JavaScriptSearch Tuesday, May 30, 2006; 03:27 AM
The large family of Ajax / JavaScript development frameworks was further expanded with the addition of another web development tool. Protowidget is developed by small IT company Redcode with the goal of meeting the specific needs of their customers. As the name suggests, it is driven by "the simplicity of Prototype, the
widgets/templates from Dojo and the event-based property binding
support from OpenLaszlo/Flex." Protowidget was announced with an extensive article on Redcode owner Terry Laurenzo's blog at http://www.rcode.net/blog/tlaurenzo/introducing-protowidget. Here is how he describes the shortcomings of various AJAX frameworks he has used, which made him go with the creation of Protowidget:
- ID-madness: Some frameworks (ie. Dojo) attempt to avoid this, but
most make the primary coupling point between JavaScript and HTML be the
ID attribute. While many have shown this to work, it is somewhat
offensive to have only one flat namespace. This becomes an especial
problem when trying to create repeating sections or scoped, re-usable
components. Since the namespace is flat, it also causes problems when
one component needs to logically interact with others.

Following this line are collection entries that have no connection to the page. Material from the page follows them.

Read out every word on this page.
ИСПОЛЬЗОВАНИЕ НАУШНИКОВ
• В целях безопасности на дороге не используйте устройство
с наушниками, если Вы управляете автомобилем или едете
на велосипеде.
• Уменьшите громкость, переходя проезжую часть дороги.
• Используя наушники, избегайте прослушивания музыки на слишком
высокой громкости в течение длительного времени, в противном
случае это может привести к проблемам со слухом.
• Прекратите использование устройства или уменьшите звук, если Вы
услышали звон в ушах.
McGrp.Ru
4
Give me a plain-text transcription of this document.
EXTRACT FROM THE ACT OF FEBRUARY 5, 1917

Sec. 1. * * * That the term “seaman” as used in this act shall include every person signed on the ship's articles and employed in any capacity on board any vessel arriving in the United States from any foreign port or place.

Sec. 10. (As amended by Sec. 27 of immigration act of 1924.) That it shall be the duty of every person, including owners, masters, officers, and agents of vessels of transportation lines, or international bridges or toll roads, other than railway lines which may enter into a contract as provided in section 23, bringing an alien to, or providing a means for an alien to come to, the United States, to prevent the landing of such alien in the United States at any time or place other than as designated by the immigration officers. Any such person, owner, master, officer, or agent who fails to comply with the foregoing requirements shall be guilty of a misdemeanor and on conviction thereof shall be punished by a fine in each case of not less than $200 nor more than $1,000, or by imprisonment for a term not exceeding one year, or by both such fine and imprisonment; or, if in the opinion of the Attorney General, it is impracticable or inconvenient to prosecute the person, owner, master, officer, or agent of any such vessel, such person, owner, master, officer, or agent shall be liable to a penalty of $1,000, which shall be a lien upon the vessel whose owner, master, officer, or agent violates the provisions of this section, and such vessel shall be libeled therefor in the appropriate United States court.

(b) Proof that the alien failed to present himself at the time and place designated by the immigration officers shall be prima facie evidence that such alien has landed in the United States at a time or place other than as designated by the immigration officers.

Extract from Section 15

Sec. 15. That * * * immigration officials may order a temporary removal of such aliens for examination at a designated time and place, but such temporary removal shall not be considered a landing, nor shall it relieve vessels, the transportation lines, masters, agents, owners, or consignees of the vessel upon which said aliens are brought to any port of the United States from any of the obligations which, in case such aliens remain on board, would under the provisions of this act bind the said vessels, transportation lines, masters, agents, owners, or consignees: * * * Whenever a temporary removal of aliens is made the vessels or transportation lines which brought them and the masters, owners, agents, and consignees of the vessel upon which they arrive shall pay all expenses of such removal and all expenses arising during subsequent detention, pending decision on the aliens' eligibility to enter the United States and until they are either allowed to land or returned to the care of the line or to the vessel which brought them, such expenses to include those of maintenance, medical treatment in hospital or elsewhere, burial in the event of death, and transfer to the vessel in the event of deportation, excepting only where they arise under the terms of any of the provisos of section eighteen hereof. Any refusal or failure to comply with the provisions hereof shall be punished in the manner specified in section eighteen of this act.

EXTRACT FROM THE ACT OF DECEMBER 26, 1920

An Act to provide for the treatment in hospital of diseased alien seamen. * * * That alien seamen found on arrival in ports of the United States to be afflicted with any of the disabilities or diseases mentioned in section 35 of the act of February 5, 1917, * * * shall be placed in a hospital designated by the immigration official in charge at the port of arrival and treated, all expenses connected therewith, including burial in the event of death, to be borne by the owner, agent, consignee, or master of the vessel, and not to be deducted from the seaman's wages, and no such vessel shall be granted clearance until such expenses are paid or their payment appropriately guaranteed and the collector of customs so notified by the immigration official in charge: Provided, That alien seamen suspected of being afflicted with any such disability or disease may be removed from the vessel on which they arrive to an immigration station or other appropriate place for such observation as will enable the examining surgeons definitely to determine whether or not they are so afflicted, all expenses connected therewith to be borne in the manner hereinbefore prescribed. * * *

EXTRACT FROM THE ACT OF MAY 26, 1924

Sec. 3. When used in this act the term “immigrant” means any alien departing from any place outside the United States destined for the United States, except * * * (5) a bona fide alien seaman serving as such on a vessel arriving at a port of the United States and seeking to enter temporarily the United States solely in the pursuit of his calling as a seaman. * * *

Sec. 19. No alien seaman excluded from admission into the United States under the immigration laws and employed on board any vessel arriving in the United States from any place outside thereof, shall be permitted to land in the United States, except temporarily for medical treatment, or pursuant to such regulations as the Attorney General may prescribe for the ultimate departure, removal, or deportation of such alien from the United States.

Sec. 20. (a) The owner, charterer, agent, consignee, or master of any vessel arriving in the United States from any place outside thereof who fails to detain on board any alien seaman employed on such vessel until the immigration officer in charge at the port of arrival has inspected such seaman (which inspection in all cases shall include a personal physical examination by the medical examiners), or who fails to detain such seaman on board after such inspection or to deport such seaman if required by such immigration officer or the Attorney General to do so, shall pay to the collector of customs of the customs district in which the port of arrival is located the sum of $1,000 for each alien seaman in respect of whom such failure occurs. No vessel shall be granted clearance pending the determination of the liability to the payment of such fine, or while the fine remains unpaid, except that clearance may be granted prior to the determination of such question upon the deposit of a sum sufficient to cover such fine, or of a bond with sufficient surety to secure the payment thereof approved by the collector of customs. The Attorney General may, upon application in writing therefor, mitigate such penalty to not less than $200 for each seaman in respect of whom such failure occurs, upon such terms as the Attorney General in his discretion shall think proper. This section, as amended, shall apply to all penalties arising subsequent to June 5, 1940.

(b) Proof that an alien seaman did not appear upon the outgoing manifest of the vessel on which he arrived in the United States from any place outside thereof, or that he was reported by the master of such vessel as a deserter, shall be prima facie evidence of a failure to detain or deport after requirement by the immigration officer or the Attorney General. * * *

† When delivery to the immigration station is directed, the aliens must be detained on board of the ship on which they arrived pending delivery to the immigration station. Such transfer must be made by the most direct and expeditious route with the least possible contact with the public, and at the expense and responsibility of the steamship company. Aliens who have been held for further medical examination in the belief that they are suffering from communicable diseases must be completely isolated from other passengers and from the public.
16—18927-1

- Non-standard UI construction: At the end of the day, HTML+CSS is a
pretty good tool for laying out web-based UIs. We can certainly come up
with better representations, but they are rarely as rich and they are
typically not designer friendly. Despite a lot of other great ideas, I
consider this to be OpenLaszlo’s primary failing. Other frameworks
which take the Swing-esque approach of coding the UI programatically by
assembling objects are even weaker.
- No client side model: Years ago someone co-opted the long standing
MVC design pattern and claimed that having servlets and views somehow
conformed to the pattern. Maybe it technically does, but it is
certainly not in the spirit of MVC as seen in real client-side apps.
Today, we have an interesting inversion going on where most people
think that the web-MVC (type II or whatever) pattern is classical-MVC.
We need to be applying some classical-MVC principles to our client-side
interfaces. Otherwise, we will end up with as much spaghetti as can be
found in an old-school VB6 app. OpenLaszlo and Flex with their
pervasive property bindings provide the building blocks for this type
of development. Few others do.
- Separating form from function: This is the holy grail, and likely
no tool will ever get 100% there. The idea is that the visual layout
and characteristics should be specified out-of-band from the code that
manipulates it. A good framework should have well-defined intersection
points where the visual bits mix and interact with the programmatic
bits.
Protowidget is in the initial stages of development, and it remains to be seen whether the new framework will address the issues, listed above, properly. A simple demonstration of Protowidget is available at http://www.rcode.net/stage/trunk/protowidget/test/bind_test.html . Current snapshop of source code (45KB ZIP file) is at http://www.rcode.net/stage/protowidget_2006_05_29.zip . The number of Ajax / JavaScript development frameworks has been rising steadily in recent months. According to various counts, there are between 100 and 150 of them.